7
votes

I am using Visual Studio 2010, C#, on Windows 7.

I have added a notify control to my project and set it to an icon I have imported to the project. The icon image is really good looking if I just preview it, but once I run my code and see it in the system tray, then it's really terrible, like the sides are dotted instead of straight lines and so on. I have tried 16x16, 24x24, 32x32 and 48x48 of the same file but I am having terrible results.

Have I missed anything?

myNotifyIcon.Icon = SysDir.Properties.Resources.icon2_32_ico_rgba;
2
Screenshot required. Try limiting color content to 8bpp (256 colors).Hans Passant
what is the small icon size on this machine?David Heffernan
@Hans Passant : Its not just the color, but the size also that get deformed.syncis
@David Heffernan: I called an API to check the size for icons, it said 16xsyncis

2 Answers

16
votes

The problem with directly using the icon in your resources is that instead of choosing the right icon version in you icon file, the framework simply scales the default icon version to whatever size the notification area needs. That's why you are seeing jagged edges.

To get the best quality, you'll need to choose the right size in your icon by yourself.

First, instead of directly setting your NotifyIcon.Icon to an icon in your resources, create a new Icon instance. Doing so will allow you to choose a specific icon size in your icon resource. Using SystemInformation.SmallIconSize will get you the size the notification area needs.

So :

myNotifyIcon.Icon = new Icon(Properties.Resources.MyIcon, SystemInformation.SmallIconSize);

Now, SystemInformation.SmallIconSize always returns the right icon size, but only if your application is DPI-aware (otherwise, it always returns 16). If your application isn't DPI-aware, and it is used on a system where DPI-scaling is enabled, the line above will select the 16x16 icon in your resource, at it'll be scaled up to whatever size the notification area needs (in other words, ugly icon).

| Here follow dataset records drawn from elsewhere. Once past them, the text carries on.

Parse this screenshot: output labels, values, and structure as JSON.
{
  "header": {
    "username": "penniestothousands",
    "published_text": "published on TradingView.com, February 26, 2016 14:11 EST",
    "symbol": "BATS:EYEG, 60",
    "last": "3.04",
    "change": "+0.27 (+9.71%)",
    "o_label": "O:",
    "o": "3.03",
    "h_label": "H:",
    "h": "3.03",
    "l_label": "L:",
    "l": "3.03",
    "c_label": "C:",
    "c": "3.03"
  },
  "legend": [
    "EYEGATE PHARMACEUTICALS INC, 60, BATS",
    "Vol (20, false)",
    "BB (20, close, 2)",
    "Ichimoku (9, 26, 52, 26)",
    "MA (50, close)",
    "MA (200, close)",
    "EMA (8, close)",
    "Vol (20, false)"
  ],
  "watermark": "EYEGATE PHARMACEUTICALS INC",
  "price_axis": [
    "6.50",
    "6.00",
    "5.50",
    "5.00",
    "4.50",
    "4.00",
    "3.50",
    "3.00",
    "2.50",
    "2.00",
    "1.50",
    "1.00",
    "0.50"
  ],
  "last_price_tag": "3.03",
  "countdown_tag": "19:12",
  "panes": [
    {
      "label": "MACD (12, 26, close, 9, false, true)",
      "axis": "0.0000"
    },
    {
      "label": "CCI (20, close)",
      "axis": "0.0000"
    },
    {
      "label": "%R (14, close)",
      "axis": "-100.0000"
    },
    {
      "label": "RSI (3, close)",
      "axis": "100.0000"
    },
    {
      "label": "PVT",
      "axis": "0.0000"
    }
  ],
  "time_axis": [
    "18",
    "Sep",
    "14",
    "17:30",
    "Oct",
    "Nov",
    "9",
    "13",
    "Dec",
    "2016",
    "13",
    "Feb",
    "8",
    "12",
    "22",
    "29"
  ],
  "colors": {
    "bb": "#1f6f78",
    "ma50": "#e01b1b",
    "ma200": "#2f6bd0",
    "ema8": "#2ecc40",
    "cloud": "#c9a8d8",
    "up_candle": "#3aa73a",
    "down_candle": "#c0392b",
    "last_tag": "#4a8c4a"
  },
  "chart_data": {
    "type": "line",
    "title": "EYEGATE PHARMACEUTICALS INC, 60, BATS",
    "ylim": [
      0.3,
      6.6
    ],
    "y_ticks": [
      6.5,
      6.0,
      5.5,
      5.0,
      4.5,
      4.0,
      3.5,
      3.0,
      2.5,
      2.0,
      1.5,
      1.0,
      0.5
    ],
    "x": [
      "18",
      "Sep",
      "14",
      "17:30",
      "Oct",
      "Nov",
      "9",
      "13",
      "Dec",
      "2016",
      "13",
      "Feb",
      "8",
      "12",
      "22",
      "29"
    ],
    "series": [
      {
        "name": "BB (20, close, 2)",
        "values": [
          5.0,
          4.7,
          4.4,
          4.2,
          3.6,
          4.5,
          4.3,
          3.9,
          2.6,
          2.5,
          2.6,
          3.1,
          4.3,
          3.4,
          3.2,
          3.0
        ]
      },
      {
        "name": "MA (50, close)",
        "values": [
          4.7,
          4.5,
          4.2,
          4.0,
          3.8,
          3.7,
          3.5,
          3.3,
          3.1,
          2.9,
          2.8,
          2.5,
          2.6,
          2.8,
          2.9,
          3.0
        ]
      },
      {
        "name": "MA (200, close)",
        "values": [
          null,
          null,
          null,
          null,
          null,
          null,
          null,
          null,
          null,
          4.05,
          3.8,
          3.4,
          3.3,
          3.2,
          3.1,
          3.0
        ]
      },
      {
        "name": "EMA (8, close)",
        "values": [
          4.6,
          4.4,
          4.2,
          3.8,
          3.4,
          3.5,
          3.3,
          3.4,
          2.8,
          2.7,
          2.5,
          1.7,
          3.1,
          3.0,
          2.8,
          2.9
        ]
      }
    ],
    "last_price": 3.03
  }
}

By making your app DPI-aware, SystemInformation.SmallIconSize will return the right size, taking into account DPI-scaling. For instance, if DPI-scaling is at 150%, SystemInformation.SmallIconSize will return 24 (16 × 1.5).

To make your app DPI-aware, simply add this to your app.manifest, inside the <asmv1:assembly> tag:

  <asmv3:application xmlns:asmv3="urn:schemas-microsoft-com:asm.v3" >
    <asmv3:windowsSettings xmlns="http://schemas.microsoft.com/SMI/2005/WindowsSettings">
      <dpiAware>true</dpiAware>
    </asmv3:windowsSettings>
  </asmv3:application>
6
votes

Edit:

The info I am linking seems to be suspect at this point. Try it out, but if it isn't working, then I suggest you edit your question to post screenshots of all your experiments (each icon size and how it gets scaled).

Original:

32x32x256 is the right size and color depth according to this link:

http://www.hhhh.org/cloister/csharp/icons/

But you have to be very careful when constructing that image:

  • Take a 16x16x256 image, and get it to look nice
  • Double it to 32x32 (careful not to blur or resample if doing this in a paint program)

The reason is that Windows will "resize" the 32x32 image to 16x16 by simply throwing away 3/4 of the pixels. The link above demonstrates this phenomenon with a couple screenshots:

Before:

Before shrinking icon

After:

After shrinking icon

I'm not sure how much of the color-depth pickyness (256 colors only?)/resampling issues are still true on Windows 7, but it certainly seems to be the case on XP.